巨漢の米兵を小柄なリーが粉砕!仇討ちモノですがストーリー構成が雑で最後はやや盛り上がりに欠けました。弁髪じゃないリー・リンチェイは何か変です(笑)。

『ファイブ・イージー・ピーセス』 ボブ・ラフェルソン/1970年・アメリカ


『ファーゴ』 ジョエル・コーエン/1996年・アメリカ

やっぱ素晴らしい。オープニング、語り口の巧妙さ、雪と直線道路と車、巨大なポール・バニヤン像、ウィリアム・H・メイシーのイケてない写真(笑)、ヘンな顔のチョイ役たち、エピソードそのものが"マクガフィン"なマイク・ヤナギタ、ビュッフェでドカ食いするヒロインとその夫、好きなショットや細部はそれこそ山ほどありますが、トドメをさすのは何と言ってもスティーブ・ブシェーミ!この稀代の怪優あってこその『ファーゴ』でしょう。初めはイイ感じのワルだったのに、話が進むに連れてどんどん惨めになっていく様が何とも可哀相、いや滑稽なんです。全裸のままタコ殴り&首絞め、頬を銃撃され血まみれ、最後は斧で頭をかち割られるのですが、何故かその都度クスクスってなっちゃうんですよねぇ。まぁその時の所作と表情が面白すぎるからなんですが(^^; それと声。妙に甲高くて厭らしくて情けない声質なんですよ。ここまでユニークだと芸術的とすら言えますね(笑)。だからピーター・ストーメアに機械でミンチにされるシーンの「足」もそれがブシェーミのものだと想像するだけで、気持悪くなるよりも笑ってしまうというわけなんです。これはある意味、凄いと思う。そうそう言い忘れてましたが、北部特有の訛った英語も実に良い味出しています。特にメイシーの奥さんや、マクドーマンドの同僚の警官が強烈。彼らの字幕はズーズー弁にしてもいいかも(笑)。
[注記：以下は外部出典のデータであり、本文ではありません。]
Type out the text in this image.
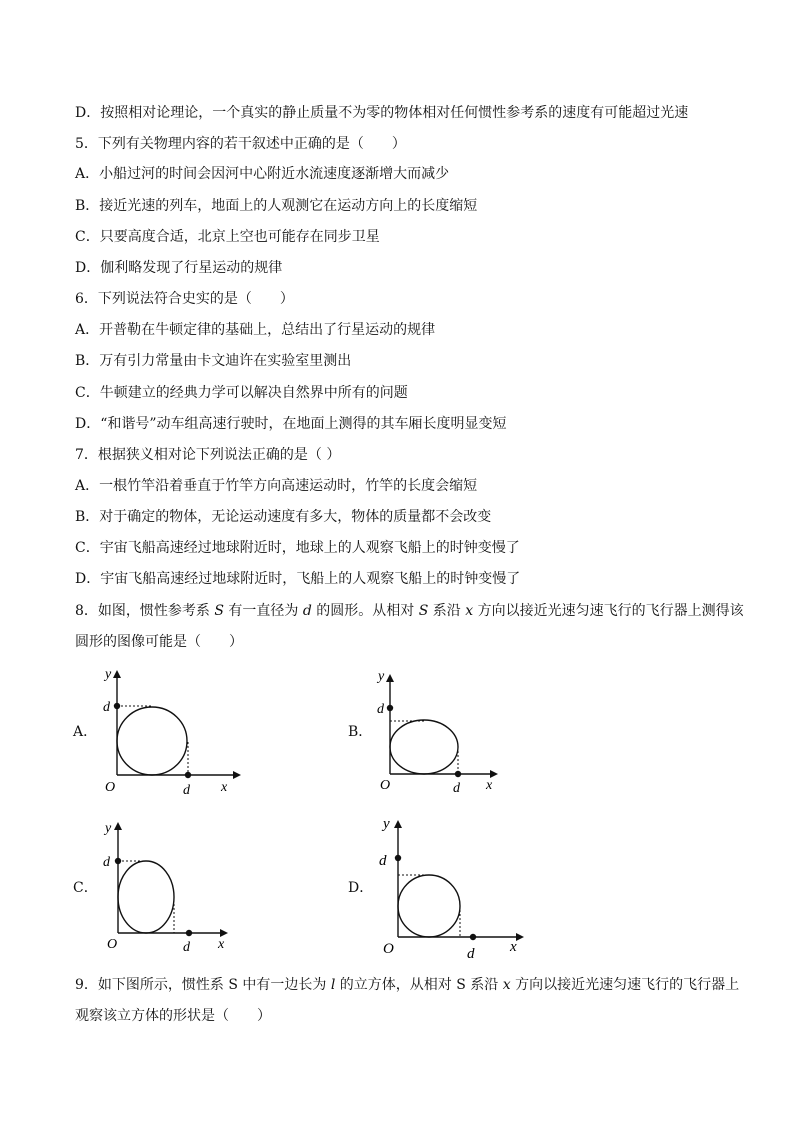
D．按照相对论理论，一个真实的静止质量不为零的物体相对任何惯性参考系的速度有可能超过光速
5．下列有关物理内容的若干叙述中正确的是（　　）
A．小船过河的时间会因河中心附近水流速度逐渐增大而减少
B．接近光速的列车，地面上的人观测它在运动方向上的长度缩短
C．只要高度合适，北京上空也可能存在同步卫星
D．伽利略发现了行星运动的规律
6．下列说法符合史实的是（　　）
A．开普勒在牛顿定律的基础上，总结出了行星运动的规律
B．万有引力常量由卡文迪许在实验室里测出
C．牛顿建立的经典力学可以解决自然界中所有的问题
D．“和谐号”动车组高速行驶时，在地面上测得的其车厢长度明显变短
7．根据狭义相对论下列说法正确的是（ ）
A．一根竹竿沿着垂直于竹竿方向高速运动时，竹竿的长度会缩短
B．对于确定的物体，无论运动速度有多大，物体的质量都不会改变
C．宇宙飞船高速经过地球附近时，地球上的人观察飞船上的时钟变慢了
D．宇宙飞船高速经过地球附近时，飞船上的人观察飞船上的时钟变慢了
8．如图，惯性参考系 S 有一直径为 d 的圆形。从相对 S 系沿 x 方向以接近光速匀速飞行的飞行器上测得该
圆形的图像可能是（　　）
A．
y
d
O	d x
B．
y
d
O	d x
C．
y
d
O	d x
D．
y
d
O	d x
9．如下图所示，惯性系 S 中有一边长为 l 的立方体，从相对 S 系沿 x 方向以接近光速匀速飞行的飞行器上
观察该立方体的形状是（　　）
『ファニーとアレクサンデル(TV版)』 イングマール・ベルイマン/1982年・スウェーデン=仏=独


『ファニーとアレクサンデル(劇場版)』 イングマール・ベルイマン/1982年・スウェーデン=仏=独

5時間版に比べると、さすがに物足りなさを感じてしまう。親権をめぐる激しい口論が延々と続くシーンのカットは、まあ時間的に仕方がないとしても、プロローグの後半部が抜け落ちているのはちょっと納得がいかない。あの日常から非日常になっていく濃密な時間と空間の演出、その魅力が編集によって半減してしまっている。とはいえ、作品の吸引力はいささかも変わりがなく、3時間があっという間だった。会話の面白さ、美術の素晴らしさ、俳優の巧さ、映像の力強さ、本当に贅沢な映画。

『ファミリー』 ジョン・アーマン/1983年・アメリカ


『ファンタジア』 ベン・シャープスティーン/サミュエル・アームスロトング/ジェームズ・アルガー/ビル・ロバーツ/ポール・サターフィールド/ハミルトン・ルスク/ジム・ハンドレー/フォード・ビーブ/T・ヒー/ノーマン・ファーガソン/ウィルフレッド・ジャクソン/1940年・アメリカ

クラシックとアニメーションを融合させたディズニーの古典的名作として知られる本作。全部で8つのエピソードがあるのですが、やはり面白かったのは有名な「魔法使いの弟子」でしたね。ミッキーマウスが魔法を使ってホウキに仕事をさせるというコミカルな1篇で、音楽とピッタリ息の合ったアニメキャラの動きが素晴らしかったです。勿論他のエピソードにもそれは言える事なのですが、全編で125分はちょっと(かなり?笑)長く感じられたかも。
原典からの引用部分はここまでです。